Saudi Aramco set for IPO worth up to US$3trn

Article by Staff Writer

SAUDI ARABIA will list up to 5% of Saudi Aramco in a deal that would value the state oil firm at between US$2trn–3trn, as the country seeks rapid economic diversification.

The plan was announced yesterday by Deputy Crown Prince Mohammed bin Salman and is part of a wider national strategy titled Saudi Vision 2030, aimed at reducing the country’s dependence on oil. Saudi Arabia has been hit badly by the fall in oil prices, recording a US$98bn budget deficit last year.

In an interview with state channel al-Arabiya, Prince Mohammed declared the country’s addiction to oil is dangerous and said it could end its reliance within four years.

“In 2020, I think we will be able to live without oil,” he explained. “We will need it but we can live without it.”

Transparency will be a key benefit of Saudi Aramco’s public listing said Prince Mohammed. The move would require the company’s new elected board to disclose more details about its finances and reserves production. Once the IPO is complete, ownership would transfer to a public investment fund, becoming the world’s largest sovereign wealth fund, worth up to US$3trn with the goal of diversifying the economy.

To understand the scale of the deal, Saudi Aramco’s IPO would value the company up to five times higher than Apple, the world’s current largest company by market capitalisation. Its oil reserves at 260bn bbl are almost ten times higher than those of ExxonMobil.

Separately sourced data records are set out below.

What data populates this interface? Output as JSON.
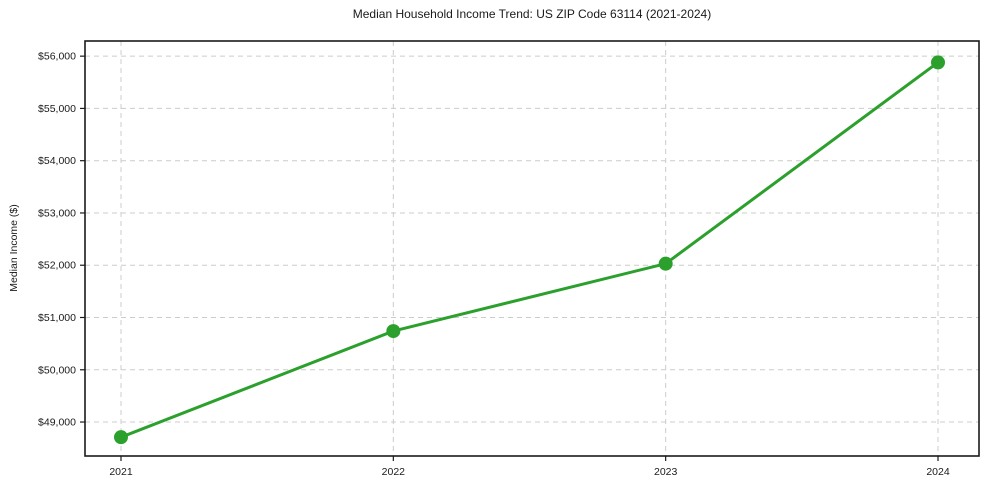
{
  "chart_data": {
    "type": "line",
    "title": "Median Household Income Trend: US ZIP Code 63114 (2021-2024)",
    "xlabel": "",
    "ylabel": "Median Income ($)",
    "categories": [
      "2021",
      "2022",
      "2023",
      "2024"
    ],
    "series": [
      {
        "name": "Median Household Income",
        "values": [
          48710,
          50740,
          52030,
          55880
        ],
        "color": "#2ca02c",
        "marker": "circle"
      }
    ],
    "ylim": [
      48350,
      56290
    ],
    "yticks": [
      49000,
      50000,
      51000,
      52000,
      53000,
      54000,
      55000,
      56000
    ],
    "ytick_labels": [
      "$49,000",
      "$50,000",
      "$51,000",
      "$52,000",
      "$53,000",
      "$54,000",
      "$55,000",
      "$56,000"
    ],
    "grid": "dashed both axes",
    "legend_position": "none"
  }
}
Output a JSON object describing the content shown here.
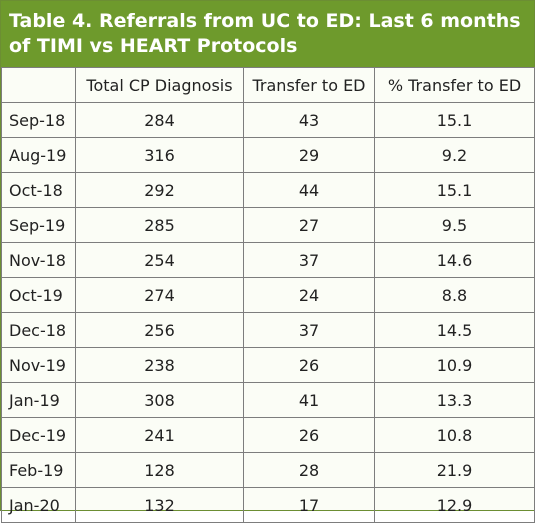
{
  "title": "Table 4. Referrals from UC to ED: Last 6 months of TIMI vs HEART Protocols",
  "columns": [
    "",
    "Total CP Diagnosis",
    "Transfer to ED",
    "% Transfer to ED"
  ],
  "rows": [
    {
      "month": "Sep-18",
      "total": "284",
      "transfer": "43",
      "pct": "15.1"
    },
    {
      "month": "Aug-19",
      "total": "316",
      "transfer": "29",
      "pct": "9.2"
    },
    {
      "month": "Oct-18",
      "total": "292",
      "transfer": "44",
      "pct": "15.1"
    },
    {
      "month": "Sep-19",
      "total": "285",
      "transfer": "27",
      "pct": "9.5"
    },
    {
      "month": "Nov-18",
      "total": "254",
      "transfer": "37",
      "pct": "14.6"
    },
    {
      "month": "Oct-19",
      "total": "274",
      "transfer": "24",
      "pct": "8.8"
    },
    {
      "month": "Dec-18",
      "total": "256",
      "transfer": "37",
      "pct": "14.5"
    },
    {
      "month": "Nov-19",
      "total": "238",
      "transfer": "26",
      "pct": "10.9"
    },
    {
      "month": "Jan-19",
      "total": "308",
      "transfer": "41",
      "pct": "13.3"
    },
    {
      "month": "Dec-19",
      "total": "241",
      "transfer": "26",
      "pct": "10.8"
    },
    {
      "month": "Feb-19",
      "total": "128",
      "transfer": "28",
      "pct": "21.9"
    },
    {
      "month": "Jan-20",
      "total": "132",
      "transfer": "17",
      "pct": "12.9"
    }
  ],
  "colors": {
    "title_background": "#6e9a2c",
    "title_text": "#ffffff",
    "border": "#7d7d7d"
  }
}
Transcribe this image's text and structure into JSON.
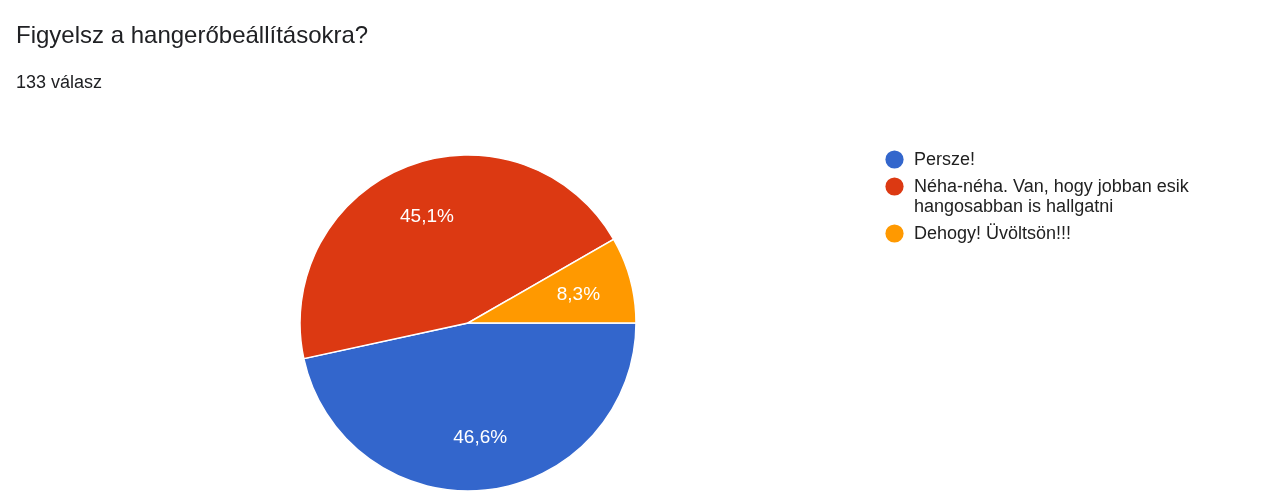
{
  "chart_data": {
    "type": "pie",
    "title": "Figyelsz a hangerőbeállításokra?",
    "subtitle": "133 válasz",
    "categories": [
      "Persze!",
      "Néha-néha. Van, hogy jobban esik hangosabban is hallgatni",
      "Dehogy! Üvöltsön!!!"
    ],
    "values": [
      46.6,
      45.1,
      8.3
    ],
    "colors": [
      "#3366cc",
      "#dc3912",
      "#ff9900"
    ],
    "value_labels": [
      "46,6%",
      "45,1%",
      "8,3%"
    ],
    "legend": "right"
  }
}
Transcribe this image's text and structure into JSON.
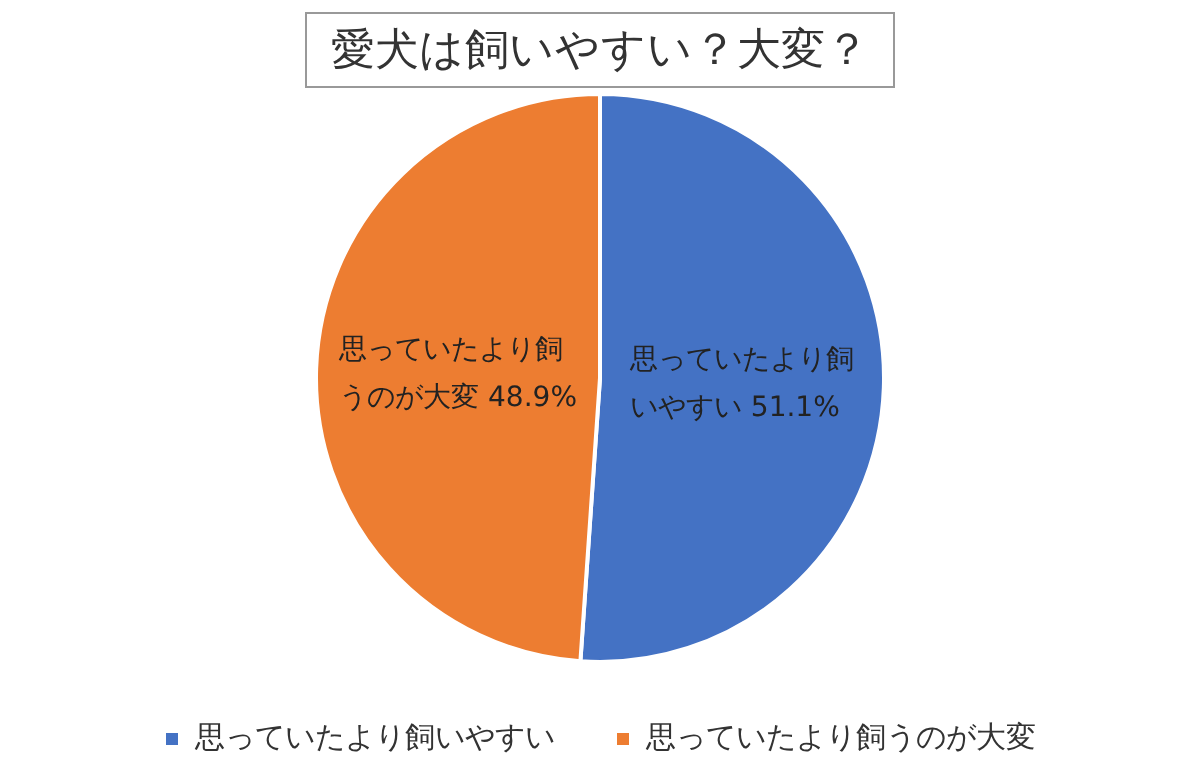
{
  "chart_data": {
    "type": "pie",
    "title": "愛犬は飼いやすい？大変？",
    "categories": [
      "思っていたより飼いやすい",
      "思っていたより飼うのが大変"
    ],
    "values": [
      51.1,
      48.9
    ],
    "colors": [
      "#4472c4",
      "#ed7d31"
    ],
    "value_labels": [
      "51.1%",
      "48.9%"
    ],
    "legend": "bottom"
  }
}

The IPO could take place in the next six to nine months, said Prince Mohammed. Some commentators have speculated that the company will list its refining and petrochemical businesses but not its production assets.

The wider plan for diversification sees the government’s non-oil revenue climbing from SR163bn (US$43bn) today to SR1trn by 2030. Structural reforms are set to spark exploration and extraction of the country’s relatively untapped wealth of minerals including uranium, gold and phosphate. The prince described its 6% of global uranium reserves as “another oil that we have not exploited”.

As the world’s third-largest military spender, a target has been set to boost domestically-sourced technology from just 2% today to 50% by 2030.